IBM appealed Judge Robinson’s decision immediately. On June 29, 2009, the Second Circuit Court of Appeals reinstated Judge Karas’s order placing restrictions on Johnson’s work for Dell and establishing reporting requirements. The Court of Appeals intends to hear IBM’s appeal on an expedited basis.

New Hampshire Judge Dissolves Injunction Preventing Former Dell EqualLogic Executive From Working for Competitor

EqualLogic, Inc. v. Shea, (N.H. Superior Court, Hillsborough County).

In an unusual reversal, a Nashua, New Hampshire judge admitted recently that she had erred in granting a preliminary injunction barring a former executive for computer data storage company EqualLogic from working for a competitor. 

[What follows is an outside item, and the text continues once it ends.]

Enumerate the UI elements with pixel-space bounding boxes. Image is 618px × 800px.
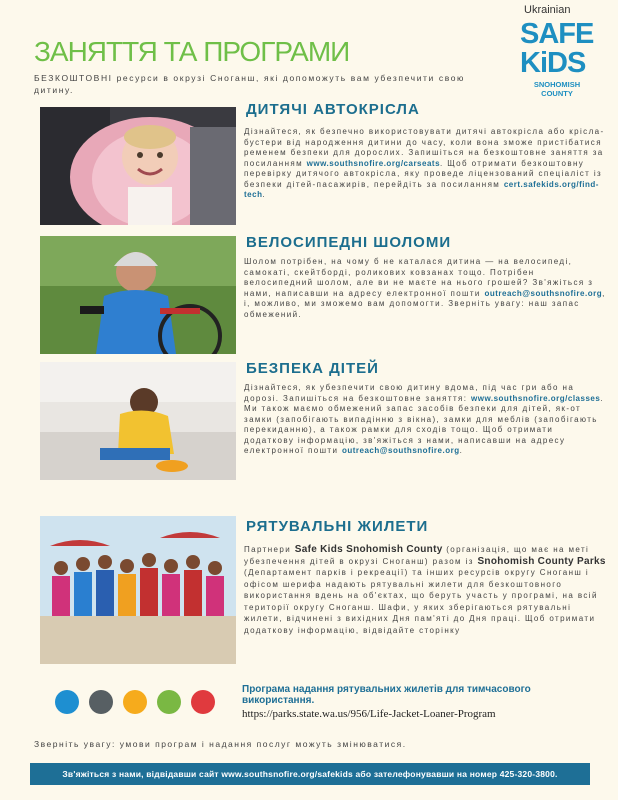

EqualLogic was acquired by computer giant Dell for approximately $1.4 billion shortly before area vice president of sales Richard Shea left EqualLogic to take an identical position with LeftHand Networks, a direct competitor in the data storage industry. Dell subsequently sought to enforce the non-compete provision of Shea’s employment contract, which prohibited him from rendering any services to a competitor within twelve months of his departure from EqualLogic. According to Shea, Dell took the overly broad position that the non-compete prevented him from talking to any EqualLogic customers or former customers, although the law allows a company to protect only its actual business interests and goodwill.

In July 2008, Judge Diane Nicolosi granted Dell’s motion for a temporary restraining order, and in September 2008, she converted the TRO to a preliminary injunction barring Shea from working for LeftHand entirely. But Shea challenged the injunction, arguing that it was improperly granted because Judge Nicolosi had failed to apply the three-part test for injunctive relief, considering the likelihood of success on the merits, the risk of irreparable harm, and the absence of an adequate remedy at law. Specifically, Shea’s attorney asserted, Dell’s position on the non-compete went above and beyond protecting its legitimate business interests and goodwill since Shea had agreed not to contact any EqualLogic customers or former customers, and Dell was now seeking to prevent Shea from contacting even potential customers who had no association with EqualLogic. The court admitted its error and lifted the injunction, concluding that EqualLogic was neither likely to succeed on the merits nor in danger of suffering irreparable harm.

While the injunction was in effect, however, Shea was forced to resign from LeftHand, forsaking both his wages and stock options that later increased in value due to LeftHand’s subsequent sale to Hewlett Packard. Arbitration between Shea and Dell over the employment agreement has not yet been resolved, and the agreement leaves open the option for Shea to seek damages. Although the ultimate outcome is uncertain, the case serves as a reminder of the potential risks to employers who seek to broadly enforce non-compete provisions.